We investigated, in the context of mixtures of non-Gaussian distributions, different single-run procedures to select automatically the number of components. The Bayesian formulation makes this possible when starting from an overfitting mixture, where K is larger than the expected number of components. The advantage of single run procedures is to avoid time consuming comparison of scores for each mixture model from 1 to K components. There are different ways to implement this idea: full Bayesian settings which have the advantage to be supported by some theoretical justification [27] and Type II maximum likelihood as proposed by [11] (not reported here but investigated in [2]). For further acceleration, we investigated component elimination which consists of eliminating components on the run. They are two main ways to do so: components are eliminated as soon as they are not supported by enough data points (their estimated weight is under some threshold) or when their removal does not penalize the overall fit. For the latest case, we proposed a heuristic based on the gain in free energy. The free energy acts as a penalized likelihood criterion and can potentially eliminate both too small components and redundant ones. Redundant components do not necessarily see their weight tend to zero and cannot be eliminated via a simple thresholding.

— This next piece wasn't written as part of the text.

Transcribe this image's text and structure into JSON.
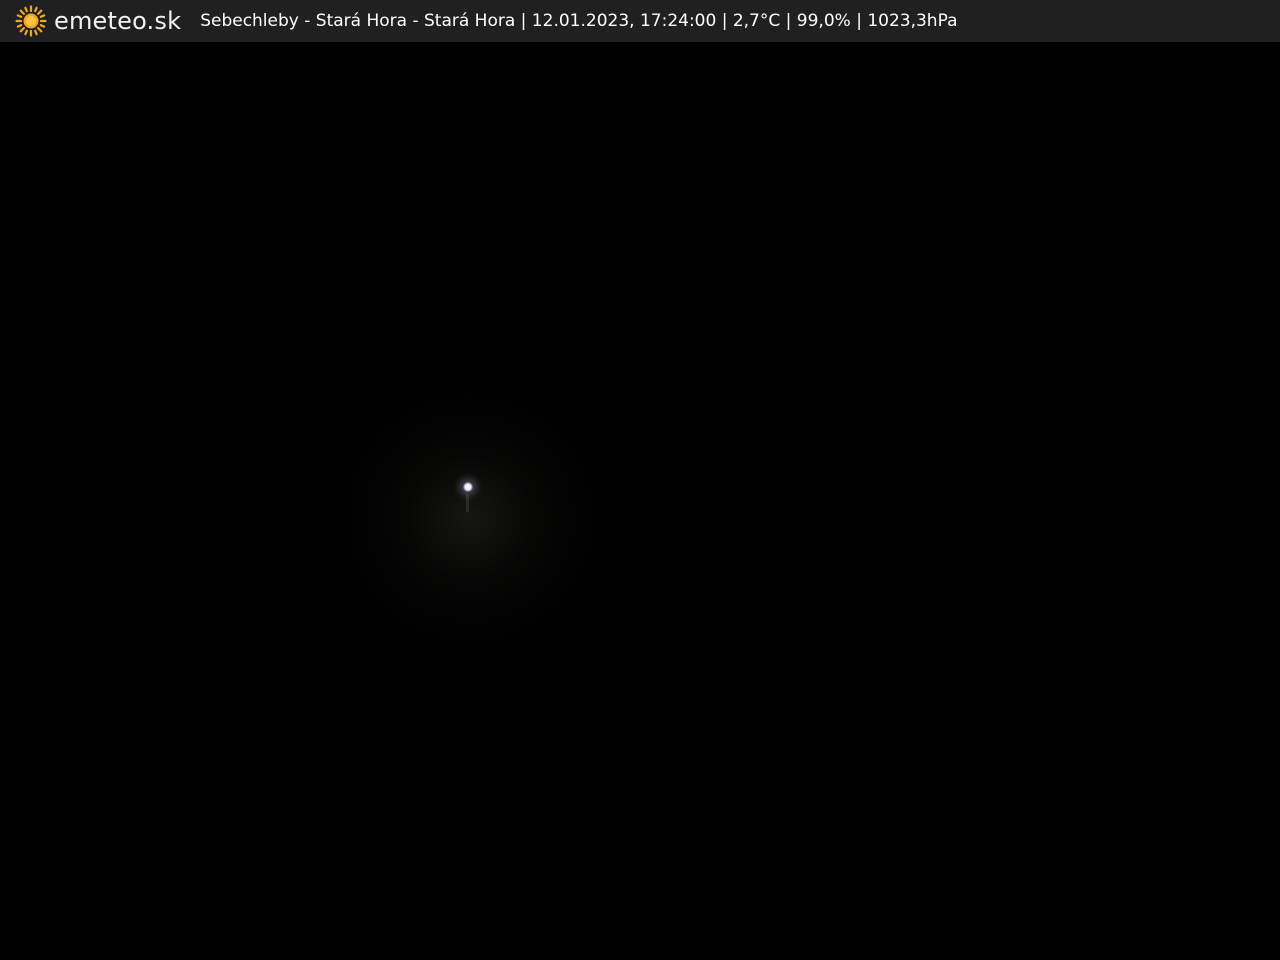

As non Gaussian components, we investigated in particular the case of multiple scale distributions [14], which have been shown to perform well in the modelling of non-elliptical clusters with potential outliers and tails of various heaviness. We proposed a Bayesian formulation of mixtures of such multiple scale distributions and derived an inference procedure based on a variational EM algorithm to implement the single-run procedures.

On preliminary experiments, we observed that eliminating components on the run is beneficial, both in terms of time and selection performance. Free energy based methods appeared to perform better than posterior weight thresholding methods: using a penalized likelihood criterion (free energy) avoids the commitment to a fix threshold and is not limited to the removal of small components. However, a fully Bayesian setting is probably not necessary as both in terms of selection and computation time, Type II maximum likelihood on the weights was competitive with the use of a Dirichlet prior with a slight advantage to the latter (results reported in [2]).

To confirm these observations, more tests on larger and real data sets would be required to better compare and understand the various characteristics of each procedure. Theoretical justification for thresholding approaches, as provided by [27], applies for Gaussian mixtures but may not hold in our case of non-elliptical distributions. A more specific study would be required and could provide additional guidelines as how to set the threshold in practice. Also time comparison in our study is only valid for the Bayesian procedures for which the implementation is similar while the other methods using BIC have been better optimized, but this does not change the overall conclusion as regards computational efficiency.

6 Supplementary Material

All details on the variational EM and free energy computations, plus additional illustrations can be found in a companion paper [2].